The performance of an internal antenna, such as for instance a chip antenna, is comparable to that of a short stubby antenna on your device, yet being far more convenient in terms of product design, manufacturing and reliability. An increase of coverage throughout an external antenna is only achieved by using large directional external elements (such as long dipoles or dipole arrays), which however reduce coverage in adjacent direction away from the main one.
Why do insist that ‘antenna design goes first’ for any wireless device?
The antenna performance is optimized by choosing the right placement of the antenna chip on the board and keeping it clear from shielding elements that might block radiation. By choosing the right board size and antenna placement your entire wireless embedded design will become predictable and reliable, making your whole design experience smoother, with a more reduced number of iterations and less problems in the certification stage.
Is the performance of a Virtual Antenna™ product very sensitive to the ground plane size?
Virtual Antenna™ products make use of the ground plane on your device to maximize radiation, so your antenna system has an effective size close to your whole device, the maximum size it can physically have. As a matter of physics, if the size of your entire device is significantly reduced, that will cause some reduction in either the overall bandwidth and radiation efficiency. That might be critical or not depending on your device size and wireless application. Please check our Application Notes section you can to decide what ground plane size is suitable for your application
Do Virtual Antennas™ need some clearance on the printed circuit board (PCB) ground? Why is that?
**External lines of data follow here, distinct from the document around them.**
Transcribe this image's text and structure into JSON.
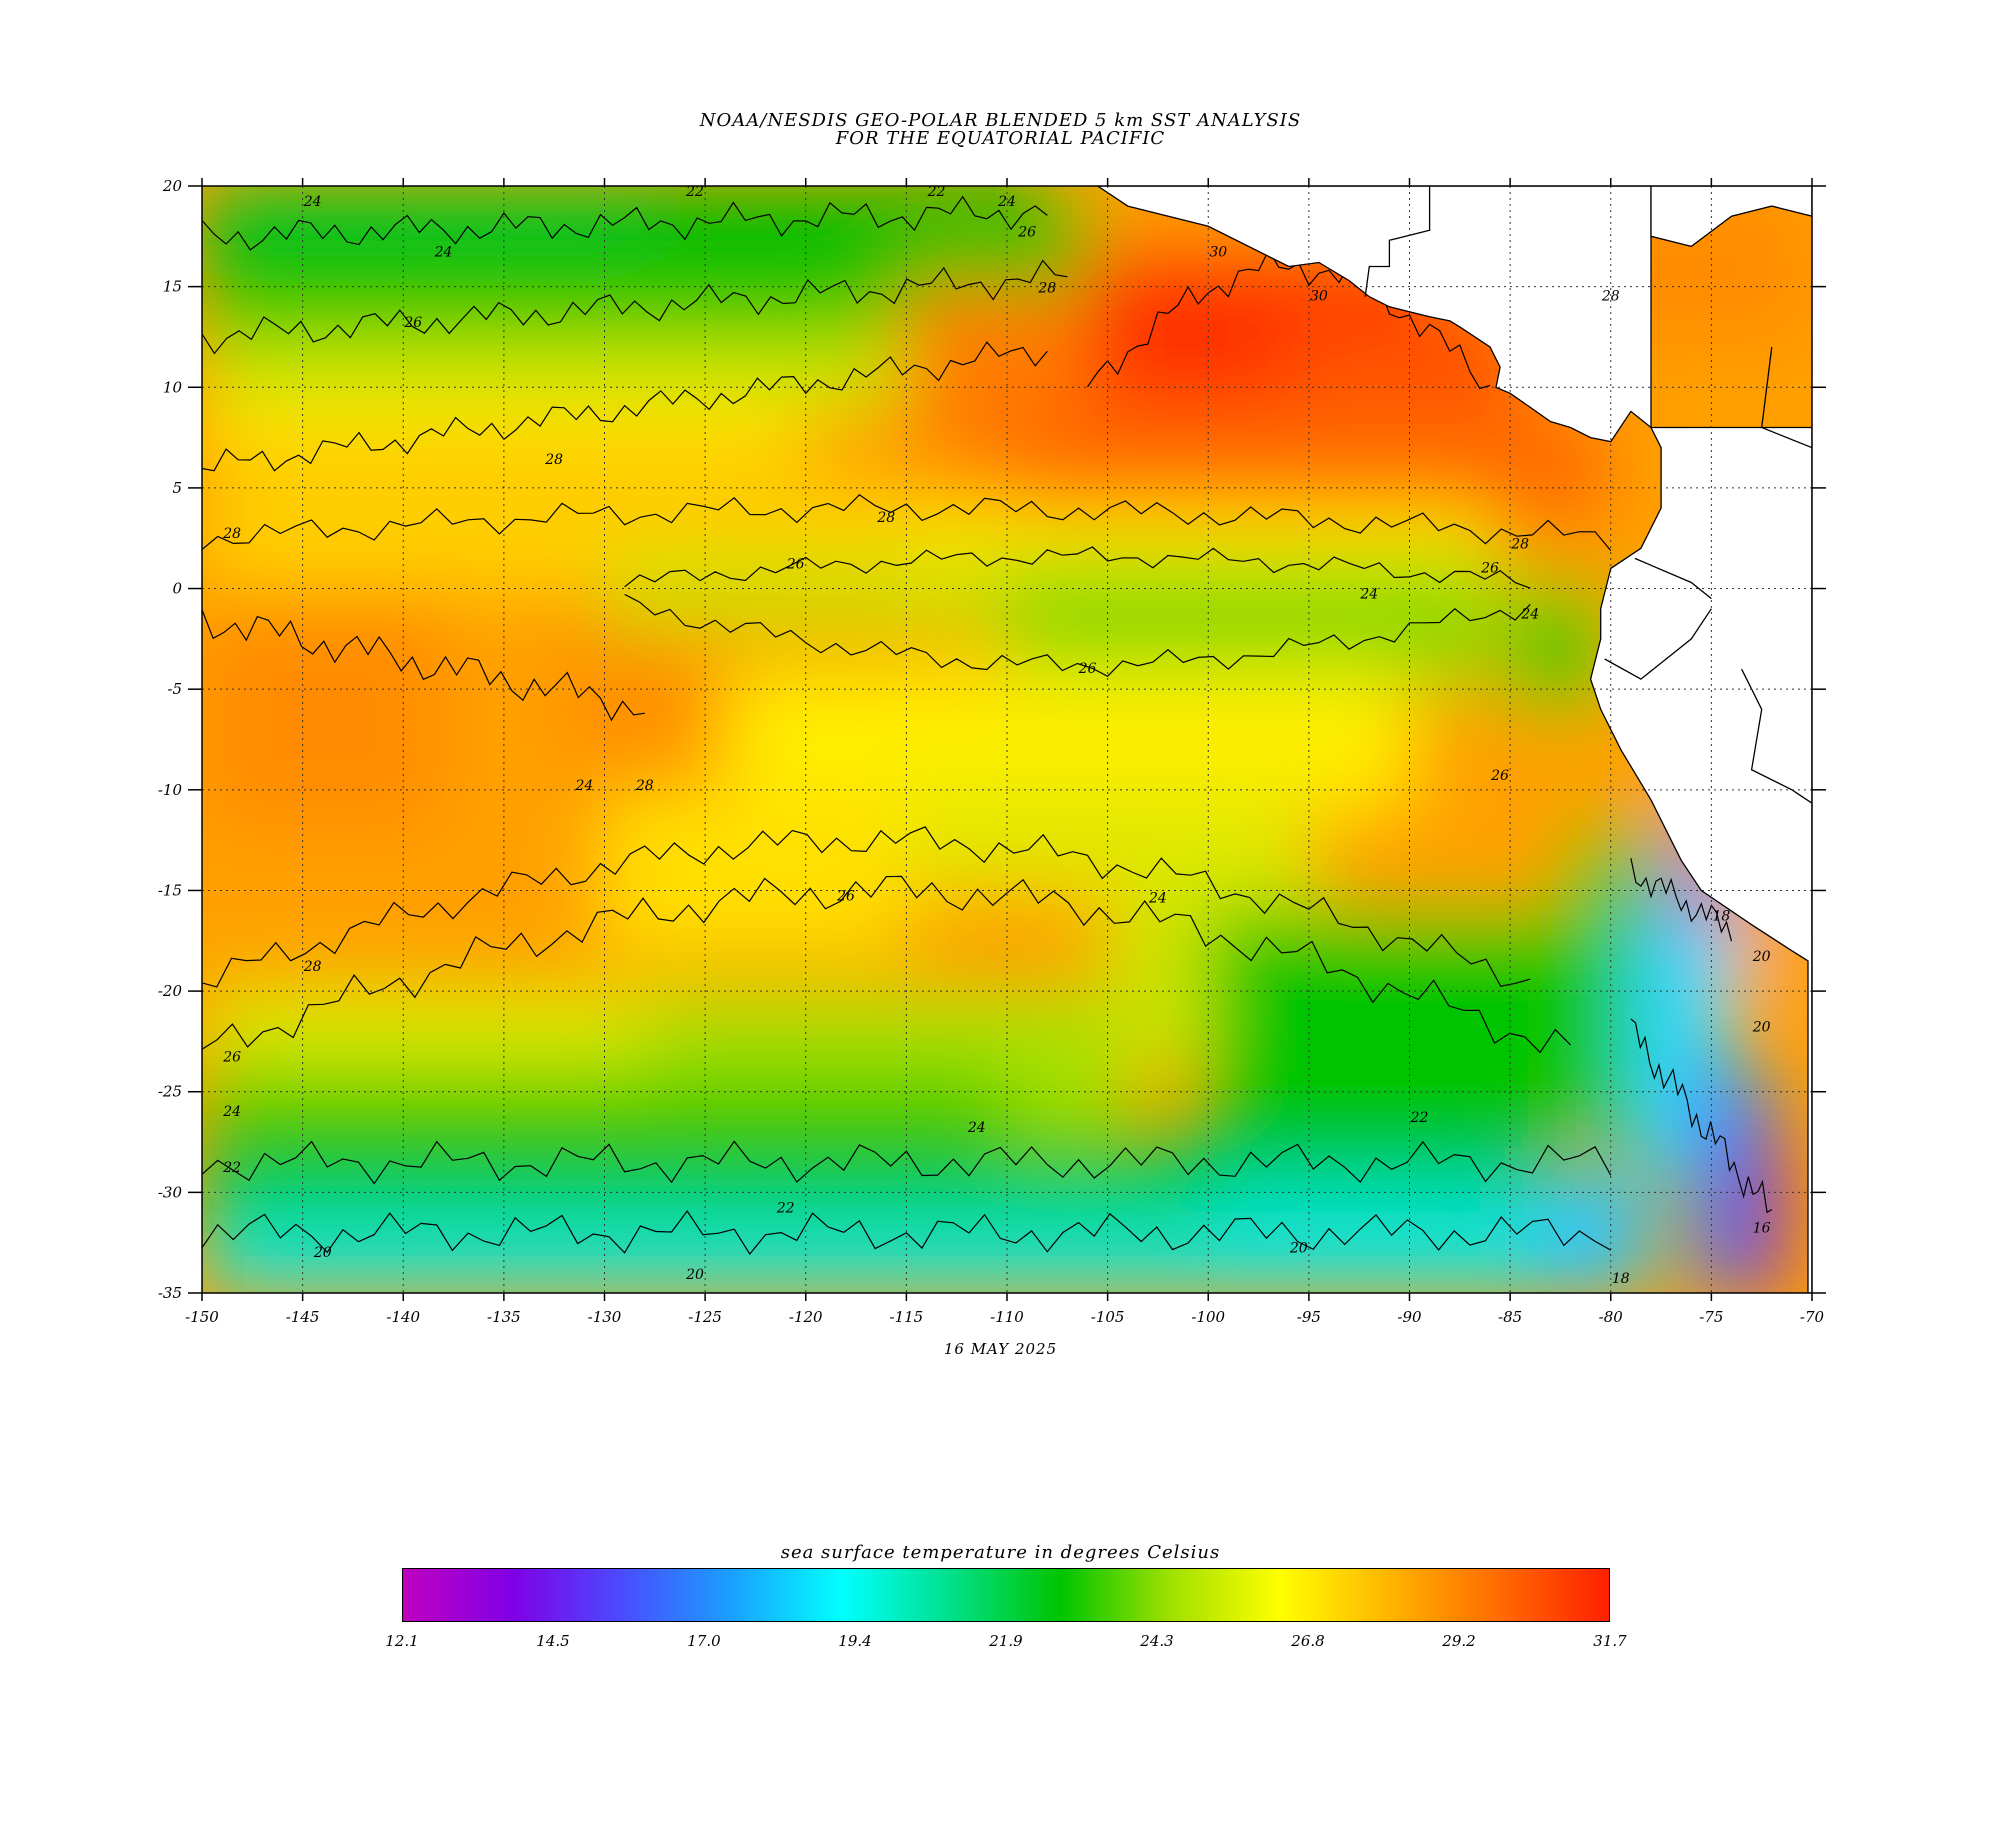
{
  "title": {
    "line1": "NOAA/NESDIS GEO-POLAR BLENDED 5 km SST ANALYSIS",
    "line2": "FOR THE EQUATORIAL PACIFIC"
  },
  "date": "16 MAY 2025",
  "map": {
    "lon_range": [
      -150,
      -70
    ],
    "lat_range": [
      -35,
      20
    ],
    "lon_ticks": [
      "-150",
      "-145",
      "-140",
      "-135",
      "-130",
      "-125",
      "-120",
      "-115",
      "-110",
      "-105",
      "-100",
      "-95",
      "-90",
      "-85",
      "-80",
      "-75",
      "-70"
    ],
    "lat_ticks": [
      "20",
      "15",
      "10",
      "5",
      "0",
      "-5",
      "-10",
      "-15",
      "-20",
      "-25",
      "-30",
      "-35"
    ],
    "gridlines": "dotted",
    "land_color": "#ffffff",
    "contour_interval_c": 2,
    "contour_labels": [
      {
        "text": "24",
        "lon": -144.5,
        "lat": 19
      },
      {
        "text": "22",
        "lon": -125.5,
        "lat": 19.5
      },
      {
        "text": "22",
        "lon": -113.5,
        "lat": 19.5
      },
      {
        "text": "24",
        "lon": -110,
        "lat": 19
      },
      {
        "text": "26",
        "lon": -109,
        "lat": 17.5
      },
      {
        "text": "24",
        "lon": -138,
        "lat": 16.5
      },
      {
        "text": "28",
        "lon": -108,
        "lat": 14.7
      },
      {
        "text": "30",
        "lon": -99.5,
        "lat": 16.5
      },
      {
        "text": "30",
        "lon": -94.5,
        "lat": 14.3
      },
      {
        "text": "26",
        "lon": -139.5,
        "lat": 13
      },
      {
        "text": "28",
        "lon": -132.5,
        "lat": 6.2
      },
      {
        "text": "28",
        "lon": -116,
        "lat": 3.3
      },
      {
        "text": "28",
        "lon": -80,
        "lat": 14.3
      },
      {
        "text": "28",
        "lon": -148.5,
        "lat": 2.5
      },
      {
        "text": "26",
        "lon": -120.5,
        "lat": 1
      },
      {
        "text": "28",
        "lon": -84.5,
        "lat": 2
      },
      {
        "text": "26",
        "lon": -86,
        "lat": 0.8
      },
      {
        "text": "24",
        "lon": -92,
        "lat": -0.5
      },
      {
        "text": "24",
        "lon": -84,
        "lat": -1.5
      },
      {
        "text": "26",
        "lon": -106,
        "lat": -4.2
      },
      {
        "text": "24",
        "lon": -131,
        "lat": -10
      },
      {
        "text": "28",
        "lon": -128,
        "lat": -10
      },
      {
        "text": "26",
        "lon": -85.5,
        "lat": -9.5
      },
      {
        "text": "26",
        "lon": -118,
        "lat": -15.5
      },
      {
        "text": "24",
        "lon": -102.5,
        "lat": -15.6
      },
      {
        "text": "28",
        "lon": -144.5,
        "lat": -19
      },
      {
        "text": "26",
        "lon": -148.5,
        "lat": -23.5
      },
      {
        "text": "24",
        "lon": -148.5,
        "lat": -26.2
      },
      {
        "text": "22",
        "lon": -148.5,
        "lat": -29
      },
      {
        "text": "24",
        "lon": -111.5,
        "lat": -27
      },
      {
        "text": "22",
        "lon": -89.5,
        "lat": -26.5
      },
      {
        "text": "22",
        "lon": -121,
        "lat": -31
      },
      {
        "text": "20",
        "lon": -144,
        "lat": -33.2
      },
      {
        "text": "20",
        "lon": -95.5,
        "lat": -33
      },
      {
        "text": "20",
        "lon": -125.5,
        "lat": -34.3
      },
      {
        "text": "18",
        "lon": -79.5,
        "lat": -34.5
      },
      {
        "text": "18",
        "lon": -74.5,
        "lat": -16.5
      },
      {
        "text": "20",
        "lon": -72.5,
        "lat": -18.5
      },
      {
        "text": "20",
        "lon": -72.5,
        "lat": -22
      },
      {
        "text": "16",
        "lon": -72.5,
        "lat": -32
      }
    ]
  },
  "colorbar": {
    "title": "sea surface temperature in degrees Celsius",
    "min": 12.1,
    "max": 31.7,
    "tick_labels": [
      "12.1",
      "14.5",
      "17.0",
      "19.4",
      "21.9",
      "24.3",
      "26.8",
      "29.2",
      "31.7"
    ],
    "colors": [
      "#c000c0",
      "#8000e6",
      "#4a4cff",
      "#1aa0ff",
      "#00ffff",
      "#00e08a",
      "#00c400",
      "#a0e000",
      "#ffff00",
      "#ffb400",
      "#ff6a00",
      "#ff2000"
    ]
  }
}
Some Virtual Antenna™ products need a ground clearance beyond the component footprint because that maximizes bandwidth and radiation efficiency. Some products such as DUO mXTEND do not need a ground clearance beyond the antenna footprint. Please check the following video for general recommendations on clearance. Please check in our application notes section for clearance related guidelines
What does it mean ‘operating range’ for a Virtual Antenna™? How it can be so huge (400 MHz to 10 GHz)?
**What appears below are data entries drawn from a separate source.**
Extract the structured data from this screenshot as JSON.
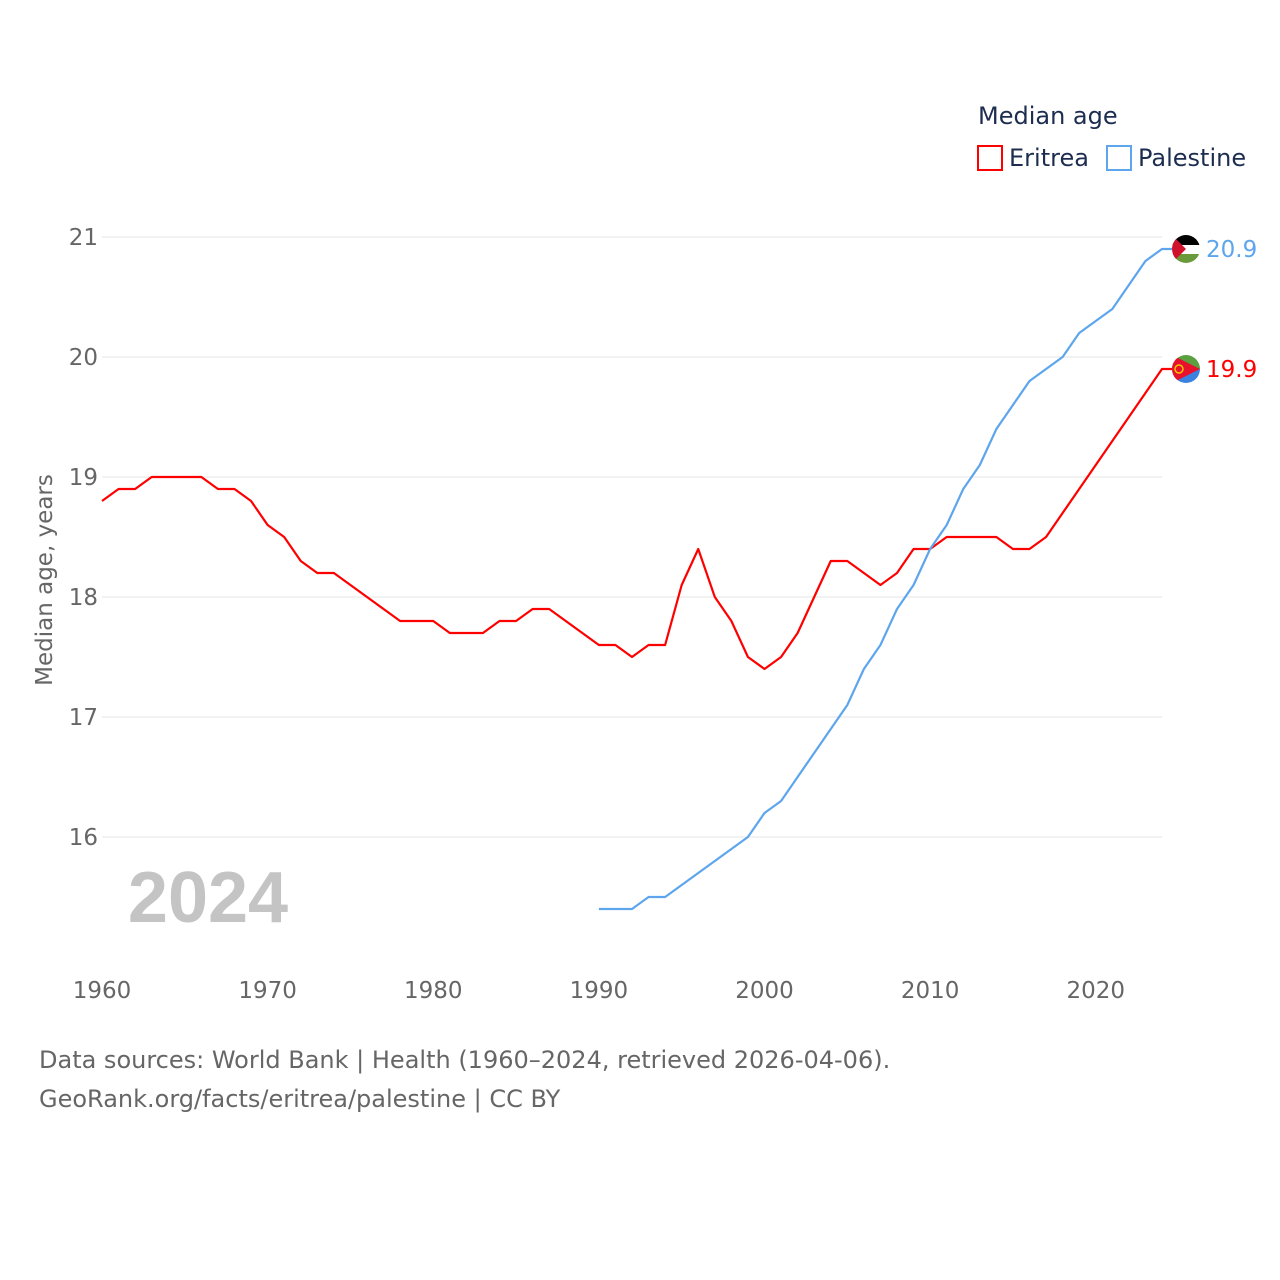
{
  "chart_data": {
    "type": "line",
    "title": "Median age",
    "ylabel": "Median age, years",
    "xlabel": "",
    "xlim": [
      1960,
      2024
    ],
    "ylim": [
      15.2,
      21.3
    ],
    "x_ticks": [
      "1960",
      "1970",
      "1980",
      "1990",
      "2000",
      "2010",
      "2020"
    ],
    "y_ticks": [
      "16",
      "17",
      "18",
      "19",
      "20",
      "21"
    ],
    "grid": true,
    "legend_placement": "top-right",
    "year_watermark": "2024",
    "series": [
      {
        "name": "Eritrea",
        "color": "#ff0000",
        "end_label": "19.9",
        "x_start": 1960,
        "values": [
          18.8,
          18.9,
          18.9,
          19.0,
          19.0,
          19.0,
          19.0,
          18.9,
          18.9,
          18.8,
          18.6,
          18.5,
          18.3,
          18.2,
          18.2,
          18.1,
          18.0,
          17.9,
          17.8,
          17.8,
          17.8,
          17.7,
          17.7,
          17.7,
          17.8,
          17.8,
          17.9,
          17.9,
          17.8,
          17.7,
          17.6,
          17.6,
          17.5,
          17.6,
          17.6,
          18.1,
          18.4,
          18.0,
          17.8,
          17.5,
          17.4,
          17.5,
          17.7,
          18.0,
          18.3,
          18.3,
          18.2,
          18.1,
          18.2,
          18.4,
          18.4,
          18.5,
          18.5,
          18.5,
          18.5,
          18.4,
          18.4,
          18.5,
          18.7,
          18.9,
          19.1,
          19.3,
          19.5,
          19.7,
          19.9
        ]
      },
      {
        "name": "Palestine",
        "color": "#5da5ec",
        "end_label": "20.9",
        "x_start": 1990,
        "values": [
          15.4,
          15.4,
          15.4,
          15.5,
          15.5,
          15.6,
          15.7,
          15.8,
          15.9,
          16.0,
          16.2,
          16.3,
          16.5,
          16.7,
          16.9,
          17.1,
          17.4,
          17.6,
          17.9,
          18.1,
          18.4,
          18.6,
          18.9,
          19.1,
          19.4,
          19.6,
          19.8,
          19.9,
          20.0,
          20.2,
          20.3,
          20.4,
          20.6,
          20.8,
          20.9
        ]
      }
    ]
  },
  "footer": {
    "line1": "Data sources: World Bank | Health (1960–2024, retrieved 2026-04-06).",
    "line2": "GeoRank.org/facts/eritrea/palestine | CC BY"
  }
}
The operating range of a Virtual Antenna is the maximum range of frequencies available for radiation in a Virtual Antenna chip. This is by far the largest available in the market because, in contrast to other antenna technologies, Virtual Antenna chips are non resonant. By using the proper matching network the RF designer will chose the combination of bands to be used within the entire operating range.
What does it mean that Virtual Antenna™ products are ‘frequency neutral’?
Virtual Antenna™ products are non resonant, meaning that the antenna does not pre-condition the frequency of radiation. The frequency is determined by the RF engineer, not by the antenna part. The right frequency of radiation is selected through the matching circuit in the Virtual Antenna™ system
What if I want a custom Virtual Antenna™ product for my wireless device?
Virtual Antenna™ products makes custom antenna design unnecessary for most wireless products and applications. Performance is optimized by properly designing the matching circuit on your device, not by changing or adapting the antenna part. This streams your wireless design while making the overall engineering of your IoT device more predictable in terms of cost, time to market and also performance.
Before I switch my design to a Virtual Antenna™ solution I want to make sure how to compare a Virtual Antenna™ chip with a competing product. How can I do that?
Different antenna parts should be always compared on the same ground plane basis, as all unbalanced chip, custom and generally SMT antennas change performance with ground plane. Results on different ground plane sizes do not provide a good reference for comparison. You can get a fast assessment on the performance of a Virtual Antenna™ product on your device by using our online service Fast Track. You will get an estimation of the chip antenna performance in your device in 24h (subject to Terms & Conditions).